'Fiery' metal panels evoke Hawaii's molten lava at Honolulu Design Center

December 01, 2007 |

Looking to create a façade for the Honolulu Design Center that is contemporary for Hawaii, yet fits into the naturally dramatic island backdrop, architect Matthew Gilbertson, principal with RIM Architects, Honolulu, designed a curving exterior form that evokes ocean waves. Gilbertson clad the undulating façade with custom-created “Honolulu Red” Alucobond panels finished with a highly reflective pearlescent gloss that produces kaleidoscopic color changes in the panels from orange to bright red and even golden under various lighting conditions. The color is used to reference the fiery hues of molten lava cooling as it flows to the sea. Silver metallic Alucobond panels are juxtaposed in a convex “reflected wave” that suggests the interplay of waves at water's edge.

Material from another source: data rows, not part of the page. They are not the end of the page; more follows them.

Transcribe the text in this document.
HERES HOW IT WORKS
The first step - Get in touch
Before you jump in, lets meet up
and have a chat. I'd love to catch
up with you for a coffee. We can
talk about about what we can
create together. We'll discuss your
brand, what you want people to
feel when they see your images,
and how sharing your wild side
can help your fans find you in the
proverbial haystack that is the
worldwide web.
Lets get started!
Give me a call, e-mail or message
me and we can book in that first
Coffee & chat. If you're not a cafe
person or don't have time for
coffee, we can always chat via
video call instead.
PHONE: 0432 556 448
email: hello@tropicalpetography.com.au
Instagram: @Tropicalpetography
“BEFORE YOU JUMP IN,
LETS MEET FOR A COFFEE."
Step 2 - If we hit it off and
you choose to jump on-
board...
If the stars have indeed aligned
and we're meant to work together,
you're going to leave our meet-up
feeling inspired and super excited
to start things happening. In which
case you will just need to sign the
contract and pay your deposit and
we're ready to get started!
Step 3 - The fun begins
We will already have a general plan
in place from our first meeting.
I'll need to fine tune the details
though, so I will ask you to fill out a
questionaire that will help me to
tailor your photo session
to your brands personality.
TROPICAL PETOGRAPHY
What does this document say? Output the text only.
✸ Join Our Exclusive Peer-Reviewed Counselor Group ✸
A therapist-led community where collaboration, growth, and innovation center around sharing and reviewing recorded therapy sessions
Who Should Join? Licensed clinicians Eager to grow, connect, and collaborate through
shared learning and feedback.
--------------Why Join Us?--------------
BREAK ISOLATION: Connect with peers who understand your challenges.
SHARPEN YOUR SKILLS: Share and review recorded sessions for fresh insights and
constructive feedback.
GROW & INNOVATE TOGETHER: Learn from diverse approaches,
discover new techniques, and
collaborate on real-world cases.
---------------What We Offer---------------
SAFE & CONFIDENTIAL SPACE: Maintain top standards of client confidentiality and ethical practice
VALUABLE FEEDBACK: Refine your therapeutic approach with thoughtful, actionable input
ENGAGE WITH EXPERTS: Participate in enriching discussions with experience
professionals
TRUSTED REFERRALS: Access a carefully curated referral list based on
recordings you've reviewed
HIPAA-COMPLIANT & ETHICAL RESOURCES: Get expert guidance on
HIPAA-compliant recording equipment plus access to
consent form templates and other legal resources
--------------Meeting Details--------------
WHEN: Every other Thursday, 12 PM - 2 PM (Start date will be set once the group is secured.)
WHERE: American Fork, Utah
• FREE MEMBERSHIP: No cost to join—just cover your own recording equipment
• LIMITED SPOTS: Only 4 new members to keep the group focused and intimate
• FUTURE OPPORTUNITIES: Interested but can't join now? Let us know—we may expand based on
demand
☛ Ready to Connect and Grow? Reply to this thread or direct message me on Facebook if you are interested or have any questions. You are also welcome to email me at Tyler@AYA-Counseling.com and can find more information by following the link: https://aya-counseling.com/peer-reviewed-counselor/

The bold lines and colors create a “wow” factor that draws the eye to the three-story, 80,000-sf center, which is part contemporary furniture retailer and part gathering place for Honolulu's contemporary arts community. Huge expanses of glass on the convex front façade showcase the contents of the building and lure people inside.

Elward Systems Corp., Lakewood, Colo., the fabricator of the 4mm-thick Alucobond polyethylene-core composite panels used on the project, employed its Secondary Guttered Rainscreen wall panel system utilizing a route and return process. The system is designed to protect the panels from moisture and internally guttered to direct water to the bottom of the wall for efficient weepage.